I'm kind of interested in those guys who you ask if they are bad and they tell you, "Why yes I am, why do you ask?"  I don't think I know anybody like that.  Of course I never come right out and ask them, wouldn't seem polite, but I reckon, since they are proud of it, it might come out in conversation as in, "I prefer a pale ale with a hint of lemon and pine, a bold bitterness, and a dry citrus finish, but maybe that's because I'm a bad guy."

But then you are saying that badness is in the eye of the beholder, so I imagine to you if somebody tells you that they can't wait for the big girl to win the election and run this country the right way, you would assume that this was a bad person.  Myself, I would prefer that he preferred to live in Bernie's socialist paradise, but I imagine if he was drinking an India pale ale and not one of those stupid wheat beers I would think he was alright,  I don't even talk to people who are drinking yellow beer, unless it's Pabst Blue Ribbon, something about that label I guess.

You think that now that Russia is full of mobsters and kleptocrats who like 90 percent like Putin and probably hate America as much as they did in commie days, that they are rehabilitated?  What if we had lost the cold war?  It's not like we actually won the cold war, we don't fly the stars and stripes over the Kremlin, and we didn't even get like a slice of the Crimea.  How about some of that string of islands west of Alaska, we could have extended Freedom into a couple more time zones?  The USSR just fell apart like a cheap suit, perhaps because they were tired of wearing cheap suits.  I remember when Khrushchev visited the USA and tongues wagged about his ill-fitting suits, has to wear on a guy.  Your ilk, the Reagan worshiping faction, which, let's face it, is all of your ilk, thinks Ronnie defeated the Russkies with the jawbone of an ass, no wait, Star Wars, not the movie, the thing with missiles in outer space that nobody ever quite understood, which is just as well since none of it ever worked.

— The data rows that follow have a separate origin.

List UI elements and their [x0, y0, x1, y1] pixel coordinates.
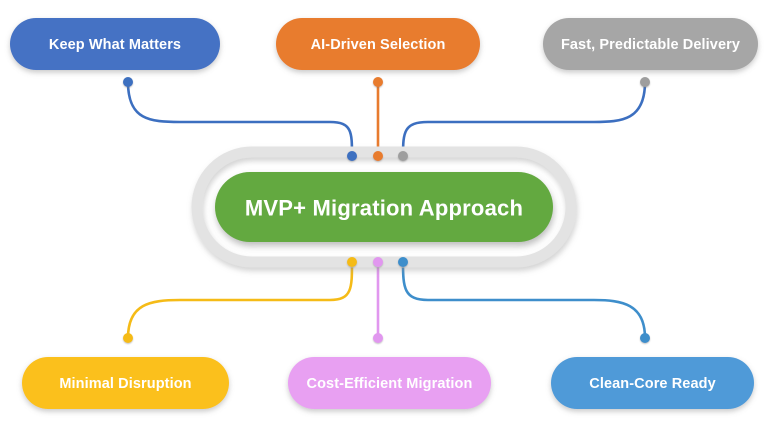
node-label-cost-efficient-migration: Cost-Efficient Migration — [307, 376, 473, 392]
connector-dot-hub-clean-core-ready — [398, 257, 408, 267]
node-label-fast-predictable-delivery: Fast, Predictable Delivery — [561, 37, 740, 53]
connector-dot-hub-fast-predictable-delivery — [398, 151, 408, 161]
connector-dot-outer-minimal-disruption — [123, 333, 133, 343]
node-keep-what-matters[interactable]: Keep What Matters — [10, 18, 220, 70]
connector-fast-predictable-delivery — [403, 82, 645, 156]
node-cost-efficient-migration[interactable]: Cost-Efficient Migration — [288, 357, 491, 409]
connector-keep-what-matters — [128, 82, 352, 156]
connector-dot-outer-ai-driven-selection — [373, 77, 383, 87]
hub-and-spoke-diagram: MVP+ Migration Approach Keep What Matter… — [0, 0, 768, 427]
connector-dot-hub-minimal-disruption — [347, 257, 357, 267]
node-fast-predictable-delivery[interactable]: Fast, Predictable Delivery — [543, 18, 758, 70]
connector-dot-hub-cost-efficient-migration — [373, 257, 383, 267]
node-ai-driven-selection[interactable]: AI-Driven Selection — [276, 18, 480, 70]
connector-dot-outer-keep-what-matters — [123, 77, 133, 87]
diagram-canvas: MVP+ Migration Approach Keep What Matter… — [0, 0, 768, 427]
connector-dot-outer-cost-efficient-migration — [373, 333, 383, 343]
node-label-clean-core-ready: Clean-Core Ready — [589, 376, 716, 392]
connector-clean-core-ready — [403, 262, 645, 338]
connector-dot-outer-clean-core-ready — [640, 333, 650, 343]
node-label-minimal-disruption: Minimal Disruption — [59, 376, 191, 392]
node-label-keep-what-matters: Keep What Matters — [49, 37, 181, 53]
hub-label: MVP+ Migration Approach — [245, 196, 523, 221]
hub-node[interactable]: MVP+ Migration Approach — [215, 172, 553, 242]
connector-minimal-disruption — [128, 262, 352, 338]
connector-dot-hub-keep-what-matters — [347, 151, 357, 161]
connector-dot-outer-fast-predictable-delivery — [640, 77, 650, 87]
node-clean-core-ready[interactable]: Clean-Core Ready — [551, 357, 754, 409]
connector-dot-hub-ai-driven-selection — [373, 151, 383, 161]
node-minimal-disruption[interactable]: Minimal Disruption — [22, 357, 229, 409]
node-label-ai-driven-selection: AI-Driven Selection — [311, 37, 446, 53]
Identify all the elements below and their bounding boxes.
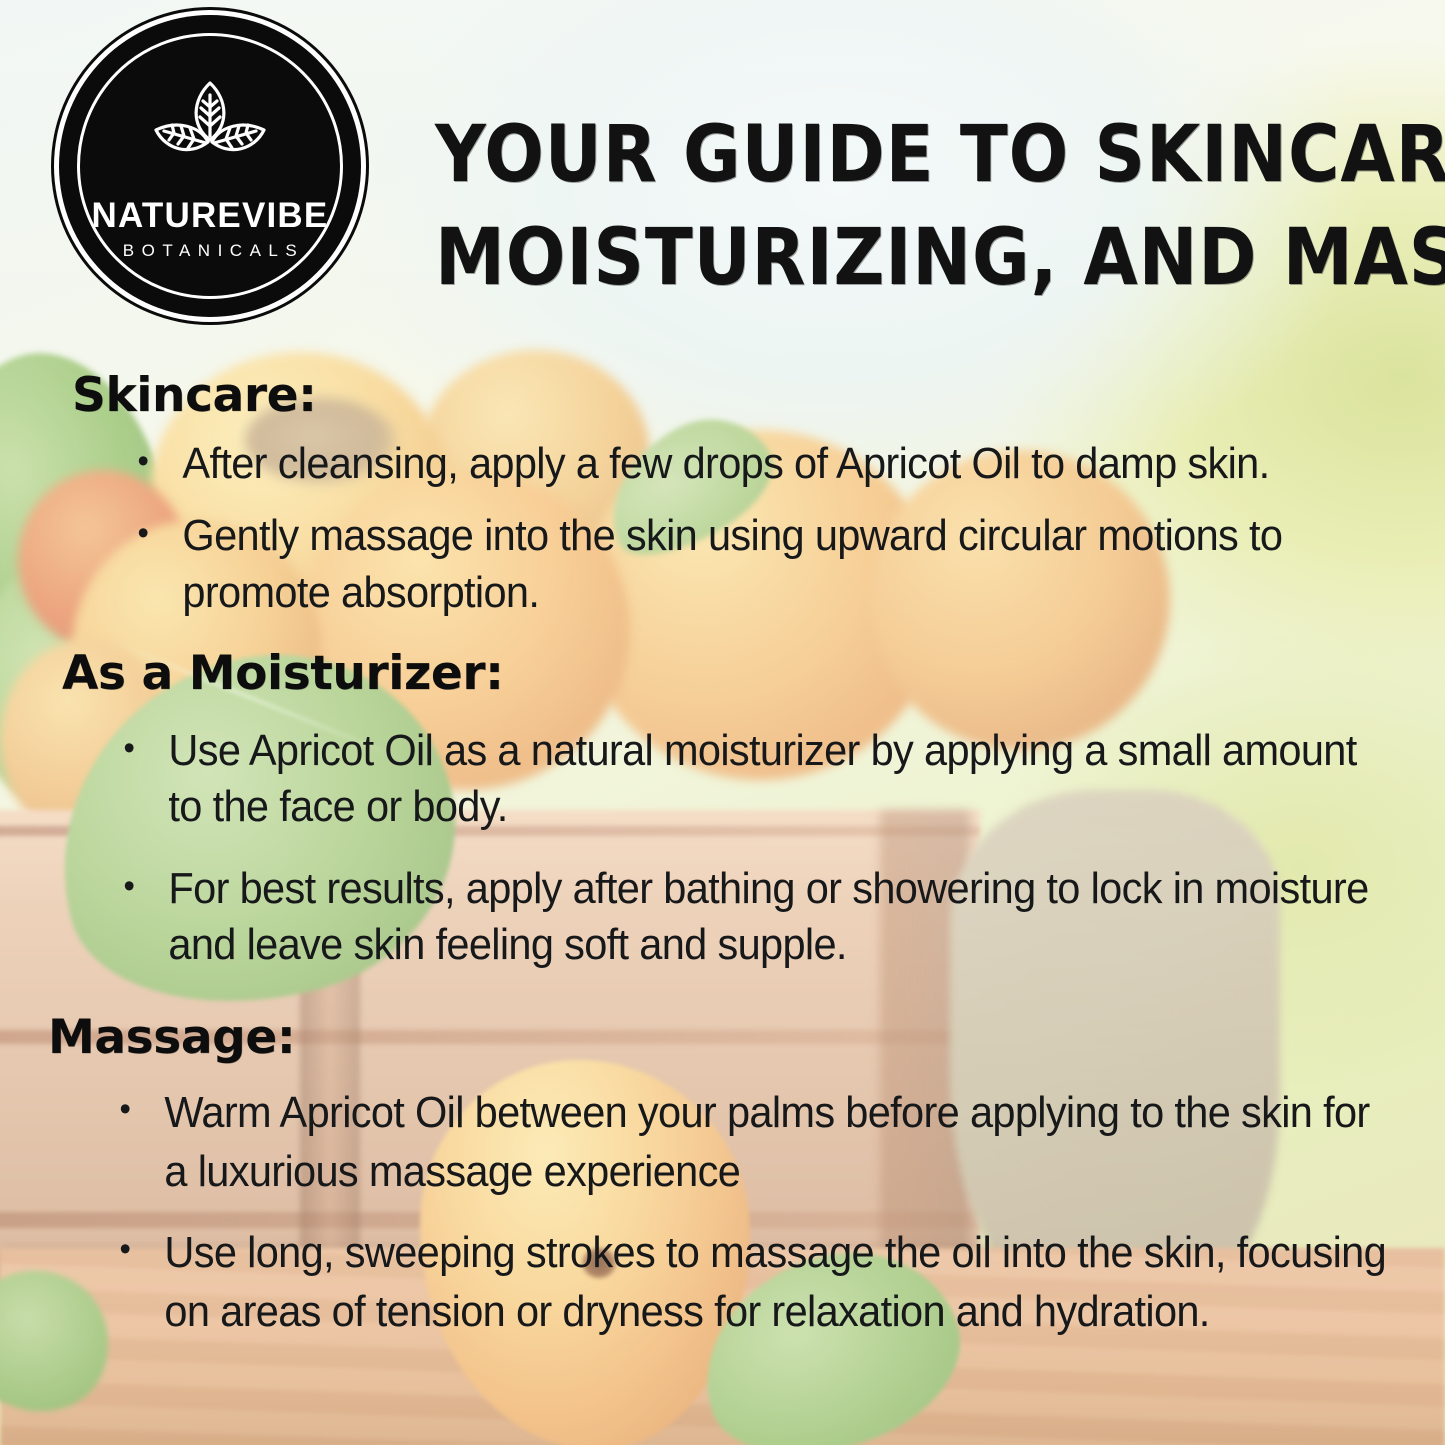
infographic-poster: NATUREVIBE BOTANICALS YOUR GUIDE TO SKIN… [0,0,1445,1445]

But what if we had lost the cold war, not so much as we had commissars in Des Moines (of course they would never dare to enter The Freehold, they might be commies, but they aren't crazy), but simply the USA collapsed while the USSR stood tall, which I guess would prove that they had the better system and wouldn't you then be behooved to rehabilitate yourself and become a commie?

I'm a little shocked that Obama's tinkering with some little details of the gun laws meets your approval, if not the manner, then the substance.  I thought you were committed to fighting for gun rights inch by inch like a WW1 battlefield, where you were glad to have AK 47s legal, because that was one more fight before the anti gun nuts would have to fight before they could get into the swamp and take Old Betsy from your yellow beer stained hands.  Most of the pundits are saying it won't get past the courts, but if it does, I'm sure the big girl will keep them, and right now she looks like a shoo-in if we have a third party, which it now looks like we will, but again this is the republican primary and anything, anything at all, can happen.